Facts of the Case

Provided by Oyez

In November 2006 election, a majority of Michigan voters supported a proposition to amend the state constitution to prohibit "all sex-and race-based preferences in public education, public employment, and public contracting." The day after the proposition passed, a collection of interest groups and individuals formed the Coalition to Defend Affirmative Action, Integration and Immigration Rights and Fight for Equality by Any Means Necessary (Coalition). The Coalition sued the governor and the regents and boards of trustees of three state universities in district court by arguing that the proposition as it related to public education violated the Equal Protection Clause. About a month later, the Michigan Attorney General and Eric Russell, an applicant to the University of Michigan Law School, filed separate motions to intervene as defendants, which were granted. Both sides moved for summary judgment and the plaintiffs moved to have Russell removed from the case as he did not represent interests separate from those of the Michigan Attorney General. The district court granted summary judgment in favor of the defendants and granted the motion to remove Russell as an intervenor. The U.S. Court of Appeals for the Sixth Circuit affirmed in part and reversed in part by holding the proposed amendment unconstitutional and upholding the removal of Russell as a party to the litigation.

 


Questions

  1. Does an amendment to a state's constitution to prohibit race-and sex-based discrimination and preferential treatment in public university admission decisions violate the Equal Protection Clause of the Fourteenth Amendment?

Conclusions

  1. No. Justice Anthony M. Kennedy delivered the opinion for the three-justice plurality. The plurality held that this case was not about the constitutionality of race-conscious admissions, but rather about whether the voters of a state can choose to prohibit the use of race preferences in the decisions of governmental bodies, specifically with respect to school admissions. The plurality held that the attempt to define and protect interests based on race ran the risk of allowing the government to classify people based on race and therefore perpetuate the same racism such policies were meant to alleviate. While voters may certainly determine that some race-based preferences should be adopted, it is not the role of the courts to disempower the voters from making such a choice. If certain issues were decided to be too sensitive to be addressed by voters, it would be denying the voters their right to debate and act through the lawful democratic process.

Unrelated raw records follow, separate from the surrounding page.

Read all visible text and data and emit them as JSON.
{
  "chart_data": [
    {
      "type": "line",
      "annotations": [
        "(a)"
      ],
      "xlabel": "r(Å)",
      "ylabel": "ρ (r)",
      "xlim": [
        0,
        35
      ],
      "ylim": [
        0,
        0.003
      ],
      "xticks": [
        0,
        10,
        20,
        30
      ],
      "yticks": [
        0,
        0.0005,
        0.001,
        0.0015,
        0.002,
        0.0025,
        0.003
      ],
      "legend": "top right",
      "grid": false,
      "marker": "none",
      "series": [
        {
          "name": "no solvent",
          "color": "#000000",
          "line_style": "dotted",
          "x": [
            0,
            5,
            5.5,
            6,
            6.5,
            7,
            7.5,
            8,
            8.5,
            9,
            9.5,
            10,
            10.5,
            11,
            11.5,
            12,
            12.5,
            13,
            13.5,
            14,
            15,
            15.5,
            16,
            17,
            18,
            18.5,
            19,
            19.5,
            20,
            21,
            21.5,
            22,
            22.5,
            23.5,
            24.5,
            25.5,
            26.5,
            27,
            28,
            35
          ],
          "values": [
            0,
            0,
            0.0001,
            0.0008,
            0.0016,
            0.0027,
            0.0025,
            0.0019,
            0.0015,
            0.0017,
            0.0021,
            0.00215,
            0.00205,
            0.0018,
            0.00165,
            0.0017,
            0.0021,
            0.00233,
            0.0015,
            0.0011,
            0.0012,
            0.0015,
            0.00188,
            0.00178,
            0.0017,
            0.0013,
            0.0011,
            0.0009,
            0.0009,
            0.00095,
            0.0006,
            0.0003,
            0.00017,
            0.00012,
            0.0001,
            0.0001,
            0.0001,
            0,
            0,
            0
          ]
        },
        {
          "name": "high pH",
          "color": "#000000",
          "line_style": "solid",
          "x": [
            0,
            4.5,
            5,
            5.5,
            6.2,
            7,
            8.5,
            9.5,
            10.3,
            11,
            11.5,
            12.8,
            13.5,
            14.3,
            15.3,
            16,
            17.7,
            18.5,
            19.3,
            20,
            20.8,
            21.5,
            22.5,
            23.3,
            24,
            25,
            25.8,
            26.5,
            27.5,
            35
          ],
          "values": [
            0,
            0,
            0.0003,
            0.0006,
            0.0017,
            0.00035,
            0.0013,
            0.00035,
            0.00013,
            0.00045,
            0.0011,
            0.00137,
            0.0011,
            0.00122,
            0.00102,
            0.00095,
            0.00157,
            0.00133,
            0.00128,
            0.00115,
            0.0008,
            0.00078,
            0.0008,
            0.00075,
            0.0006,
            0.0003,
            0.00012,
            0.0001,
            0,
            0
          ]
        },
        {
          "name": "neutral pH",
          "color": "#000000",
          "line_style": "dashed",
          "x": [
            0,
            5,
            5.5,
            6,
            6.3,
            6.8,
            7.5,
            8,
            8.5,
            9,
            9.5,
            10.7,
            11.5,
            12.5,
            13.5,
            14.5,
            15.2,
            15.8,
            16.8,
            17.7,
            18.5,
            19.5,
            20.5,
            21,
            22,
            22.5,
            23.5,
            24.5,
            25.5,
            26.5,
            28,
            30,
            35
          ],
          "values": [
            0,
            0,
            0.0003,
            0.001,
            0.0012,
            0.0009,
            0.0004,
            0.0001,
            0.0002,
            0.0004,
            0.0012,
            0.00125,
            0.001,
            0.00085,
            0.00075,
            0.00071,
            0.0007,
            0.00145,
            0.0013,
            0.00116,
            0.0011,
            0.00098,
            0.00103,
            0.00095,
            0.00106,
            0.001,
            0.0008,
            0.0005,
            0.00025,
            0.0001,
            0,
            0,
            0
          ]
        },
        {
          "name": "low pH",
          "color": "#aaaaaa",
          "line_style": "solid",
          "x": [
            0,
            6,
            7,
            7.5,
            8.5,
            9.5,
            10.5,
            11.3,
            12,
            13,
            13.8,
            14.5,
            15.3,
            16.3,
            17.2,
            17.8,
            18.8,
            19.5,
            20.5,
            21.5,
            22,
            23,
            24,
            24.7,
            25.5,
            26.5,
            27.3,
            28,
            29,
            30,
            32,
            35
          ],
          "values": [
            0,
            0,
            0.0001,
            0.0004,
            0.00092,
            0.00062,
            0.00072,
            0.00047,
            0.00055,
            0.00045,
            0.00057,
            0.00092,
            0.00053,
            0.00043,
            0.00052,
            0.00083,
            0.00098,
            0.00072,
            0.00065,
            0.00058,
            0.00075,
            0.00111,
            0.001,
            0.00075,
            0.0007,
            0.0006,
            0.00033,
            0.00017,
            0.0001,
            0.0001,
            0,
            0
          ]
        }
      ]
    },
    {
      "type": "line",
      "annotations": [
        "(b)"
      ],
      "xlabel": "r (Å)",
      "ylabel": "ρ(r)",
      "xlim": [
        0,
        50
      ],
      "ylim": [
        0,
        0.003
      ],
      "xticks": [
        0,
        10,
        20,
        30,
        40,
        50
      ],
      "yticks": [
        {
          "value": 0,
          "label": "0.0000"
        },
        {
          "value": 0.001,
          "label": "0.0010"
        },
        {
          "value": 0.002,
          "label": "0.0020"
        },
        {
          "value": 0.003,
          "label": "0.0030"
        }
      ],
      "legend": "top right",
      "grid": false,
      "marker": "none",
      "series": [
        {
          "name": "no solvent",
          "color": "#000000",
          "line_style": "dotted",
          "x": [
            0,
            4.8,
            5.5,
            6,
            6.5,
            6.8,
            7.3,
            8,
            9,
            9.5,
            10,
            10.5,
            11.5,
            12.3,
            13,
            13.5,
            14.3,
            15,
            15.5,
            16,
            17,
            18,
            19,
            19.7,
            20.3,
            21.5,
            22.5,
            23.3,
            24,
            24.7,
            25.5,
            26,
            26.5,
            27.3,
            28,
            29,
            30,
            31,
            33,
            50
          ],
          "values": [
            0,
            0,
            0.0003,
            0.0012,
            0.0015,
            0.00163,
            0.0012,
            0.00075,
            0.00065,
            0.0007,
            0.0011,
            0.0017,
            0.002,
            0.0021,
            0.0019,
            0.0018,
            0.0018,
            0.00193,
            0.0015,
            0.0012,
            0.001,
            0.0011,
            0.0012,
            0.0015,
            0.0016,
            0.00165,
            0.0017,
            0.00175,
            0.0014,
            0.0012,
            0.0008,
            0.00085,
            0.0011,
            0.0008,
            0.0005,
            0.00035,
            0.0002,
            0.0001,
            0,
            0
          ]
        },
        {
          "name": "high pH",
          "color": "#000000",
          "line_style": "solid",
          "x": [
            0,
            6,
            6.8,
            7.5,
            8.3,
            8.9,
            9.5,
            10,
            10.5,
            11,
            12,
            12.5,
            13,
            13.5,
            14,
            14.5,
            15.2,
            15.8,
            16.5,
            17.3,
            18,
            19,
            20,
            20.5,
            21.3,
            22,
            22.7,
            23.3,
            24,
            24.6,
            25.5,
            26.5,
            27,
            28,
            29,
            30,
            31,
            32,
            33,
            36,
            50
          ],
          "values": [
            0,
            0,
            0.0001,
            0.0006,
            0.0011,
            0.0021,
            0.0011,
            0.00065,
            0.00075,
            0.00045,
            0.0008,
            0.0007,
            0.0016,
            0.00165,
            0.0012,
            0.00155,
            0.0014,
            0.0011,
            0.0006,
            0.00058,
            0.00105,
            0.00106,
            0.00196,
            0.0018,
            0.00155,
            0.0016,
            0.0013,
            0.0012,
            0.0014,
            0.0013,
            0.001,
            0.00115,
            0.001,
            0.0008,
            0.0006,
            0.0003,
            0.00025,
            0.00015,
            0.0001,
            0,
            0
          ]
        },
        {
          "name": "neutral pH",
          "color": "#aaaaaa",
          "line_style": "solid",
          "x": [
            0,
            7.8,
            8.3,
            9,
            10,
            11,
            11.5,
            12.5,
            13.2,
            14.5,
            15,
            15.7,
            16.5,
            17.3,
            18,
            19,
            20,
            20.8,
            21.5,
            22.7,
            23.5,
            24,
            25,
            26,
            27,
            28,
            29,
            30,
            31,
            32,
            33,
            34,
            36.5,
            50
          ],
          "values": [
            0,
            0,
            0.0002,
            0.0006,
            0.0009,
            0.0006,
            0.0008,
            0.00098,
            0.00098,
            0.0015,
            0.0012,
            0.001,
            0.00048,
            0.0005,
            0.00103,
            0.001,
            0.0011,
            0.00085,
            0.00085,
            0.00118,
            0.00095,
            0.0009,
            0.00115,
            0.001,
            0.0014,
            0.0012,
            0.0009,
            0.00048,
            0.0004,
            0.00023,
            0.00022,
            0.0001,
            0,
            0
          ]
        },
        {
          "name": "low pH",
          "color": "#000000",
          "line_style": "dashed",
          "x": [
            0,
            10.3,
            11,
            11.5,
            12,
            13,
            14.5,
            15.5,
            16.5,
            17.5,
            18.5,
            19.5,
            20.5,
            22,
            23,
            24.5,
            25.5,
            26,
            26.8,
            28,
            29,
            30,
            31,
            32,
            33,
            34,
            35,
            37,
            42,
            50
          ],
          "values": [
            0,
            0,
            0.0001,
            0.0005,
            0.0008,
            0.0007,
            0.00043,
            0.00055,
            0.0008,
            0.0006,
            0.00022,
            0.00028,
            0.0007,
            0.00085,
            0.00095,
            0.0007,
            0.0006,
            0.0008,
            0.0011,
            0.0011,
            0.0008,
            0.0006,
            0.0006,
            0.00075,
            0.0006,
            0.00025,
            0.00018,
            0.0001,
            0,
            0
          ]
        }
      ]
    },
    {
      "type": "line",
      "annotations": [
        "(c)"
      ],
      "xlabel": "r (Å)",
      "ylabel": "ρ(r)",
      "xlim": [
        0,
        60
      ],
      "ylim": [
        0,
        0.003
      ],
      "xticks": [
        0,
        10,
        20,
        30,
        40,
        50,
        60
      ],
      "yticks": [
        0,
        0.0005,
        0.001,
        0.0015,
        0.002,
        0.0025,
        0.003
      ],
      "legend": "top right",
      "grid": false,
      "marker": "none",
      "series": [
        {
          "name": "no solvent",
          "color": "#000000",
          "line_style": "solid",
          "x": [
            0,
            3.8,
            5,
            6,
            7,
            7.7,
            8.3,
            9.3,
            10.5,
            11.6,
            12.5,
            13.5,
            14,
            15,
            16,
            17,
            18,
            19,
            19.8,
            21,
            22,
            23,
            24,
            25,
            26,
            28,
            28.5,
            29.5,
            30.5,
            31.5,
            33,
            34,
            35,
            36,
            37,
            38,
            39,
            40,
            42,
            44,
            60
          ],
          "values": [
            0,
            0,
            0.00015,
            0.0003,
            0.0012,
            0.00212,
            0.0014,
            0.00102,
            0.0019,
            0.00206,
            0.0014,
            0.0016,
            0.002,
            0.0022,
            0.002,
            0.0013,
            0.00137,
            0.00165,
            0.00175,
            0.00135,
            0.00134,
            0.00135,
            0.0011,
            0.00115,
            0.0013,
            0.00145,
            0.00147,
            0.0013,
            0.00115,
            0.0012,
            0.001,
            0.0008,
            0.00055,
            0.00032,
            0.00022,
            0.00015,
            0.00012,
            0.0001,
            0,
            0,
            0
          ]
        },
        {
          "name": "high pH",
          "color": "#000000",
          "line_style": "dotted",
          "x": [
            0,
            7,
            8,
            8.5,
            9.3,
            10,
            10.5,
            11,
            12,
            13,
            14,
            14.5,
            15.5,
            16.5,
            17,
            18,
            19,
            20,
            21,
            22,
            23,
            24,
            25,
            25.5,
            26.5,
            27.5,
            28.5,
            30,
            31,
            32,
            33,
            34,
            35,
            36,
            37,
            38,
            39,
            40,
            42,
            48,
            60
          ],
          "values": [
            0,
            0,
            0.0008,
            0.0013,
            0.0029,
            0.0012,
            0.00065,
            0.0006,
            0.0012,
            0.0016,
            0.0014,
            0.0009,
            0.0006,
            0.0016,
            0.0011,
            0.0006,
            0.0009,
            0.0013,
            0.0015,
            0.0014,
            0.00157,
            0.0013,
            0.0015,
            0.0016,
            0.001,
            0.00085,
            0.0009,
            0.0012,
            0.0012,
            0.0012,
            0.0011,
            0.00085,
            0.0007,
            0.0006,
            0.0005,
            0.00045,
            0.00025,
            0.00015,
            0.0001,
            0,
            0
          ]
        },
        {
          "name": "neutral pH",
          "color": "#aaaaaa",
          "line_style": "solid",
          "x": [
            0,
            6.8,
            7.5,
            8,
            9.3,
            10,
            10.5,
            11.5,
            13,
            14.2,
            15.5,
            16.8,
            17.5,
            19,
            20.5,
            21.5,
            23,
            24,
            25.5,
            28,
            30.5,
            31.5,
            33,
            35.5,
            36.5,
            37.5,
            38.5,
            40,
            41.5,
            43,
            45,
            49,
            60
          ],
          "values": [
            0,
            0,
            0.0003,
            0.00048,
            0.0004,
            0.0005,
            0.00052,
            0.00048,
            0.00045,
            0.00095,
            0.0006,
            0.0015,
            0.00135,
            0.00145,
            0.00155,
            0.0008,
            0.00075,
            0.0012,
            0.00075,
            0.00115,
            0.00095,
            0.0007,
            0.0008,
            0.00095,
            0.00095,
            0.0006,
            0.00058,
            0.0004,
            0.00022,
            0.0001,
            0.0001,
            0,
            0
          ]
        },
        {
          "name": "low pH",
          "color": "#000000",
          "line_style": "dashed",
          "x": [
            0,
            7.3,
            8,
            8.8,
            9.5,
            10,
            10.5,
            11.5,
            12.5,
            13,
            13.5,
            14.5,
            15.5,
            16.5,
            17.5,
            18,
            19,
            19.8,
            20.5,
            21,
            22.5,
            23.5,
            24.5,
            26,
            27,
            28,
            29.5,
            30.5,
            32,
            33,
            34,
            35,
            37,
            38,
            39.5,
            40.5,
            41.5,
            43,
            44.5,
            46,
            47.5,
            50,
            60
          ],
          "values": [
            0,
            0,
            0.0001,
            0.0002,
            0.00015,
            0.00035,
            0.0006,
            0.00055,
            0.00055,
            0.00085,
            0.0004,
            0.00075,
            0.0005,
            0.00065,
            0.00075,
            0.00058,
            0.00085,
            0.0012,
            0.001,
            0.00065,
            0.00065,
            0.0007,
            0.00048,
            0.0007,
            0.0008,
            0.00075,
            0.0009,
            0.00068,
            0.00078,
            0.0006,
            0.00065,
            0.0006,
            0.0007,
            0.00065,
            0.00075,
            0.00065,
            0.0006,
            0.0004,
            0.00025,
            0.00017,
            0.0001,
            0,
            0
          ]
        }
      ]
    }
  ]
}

    Chief Justice John G. Roberts, Jr. wrote a concurring opinion in which he argued that the use of racial preferences might reinforce racial awareness and therefore do more harm than good. In his opinion concurring in the judgment, Justice Antonin Scalia wrote that a state law that provided equal protection by not allowing the use of racial preferences at least facially did not violate the Constitution. Justice Scalia argued that judges should not be in the position of dividing the country into racial blocs and determining what policies are in each one's interests. Additionally, Justice Scalia saw no reason to allow local subordinate authorities to have more power over the use of race-based preferences than the voters of the state. Since the amendment in question prohibits the use of racial preferences, it patently provides equal protection under the law rather than denying it. Justice Clarence Thomas joined in the opinion concurring in the judgment. Justice Stephen G. Breyer wrote a separate opinion concurring in the judgment in which he argued that, while the Constitution allows local, state, and national communities to implement narrowly tailored, race-conscious policies, it is the voters and not the courts who should determine the merits of such strategies. The amendment better allowed for this process to take place because it took the power to decide whether to implement race-conscious policies away from unelected actors and placed it firmly in the hands of the voters.

    Justice Sonia Sotomayor wrote a dissenting opinion in which she argued that the democratic process does not in and of itself provide sufficient protection against the oppression of minority groups, which is why the Equal Protection Clause of the Fourteenth Amendment exists. Although equal protection is typically construed as referring to the treatment of different groups under existing laws, it also protects against the implementation of new laws that would oppress certain groups on the basis of race, among other things. Because the amendment in question creates one admission process for those who do think race should be considered and a separate one for those who do not, it places special burdens on minority groups in a manner that violates the Equal Protection Clause. Judicial precedent holds that governmental action violates the Equal Protection Clause when it has a racial focus that places a greater burden on minority. The amendment in question both has a racial focus and places a greater burden on the minority; therefore, it violates the Equal Protection Clause, and the voters of a state cannot democratically ratify an amendment that violates the Constitution. Justice Sotomayor argued that the plurality and concurring opinions allow a majority of voters in Michigan to prevent the elected university boards from implementing constitutional race-sensitive admission policies, and therefore they ignore a key purpose of the Equal Protection Clause. Justice Ruth Bader Ginsburg joined in the dissenting opinion.

    Justice Elena Kagan did not participate in the discussion or decision of this case.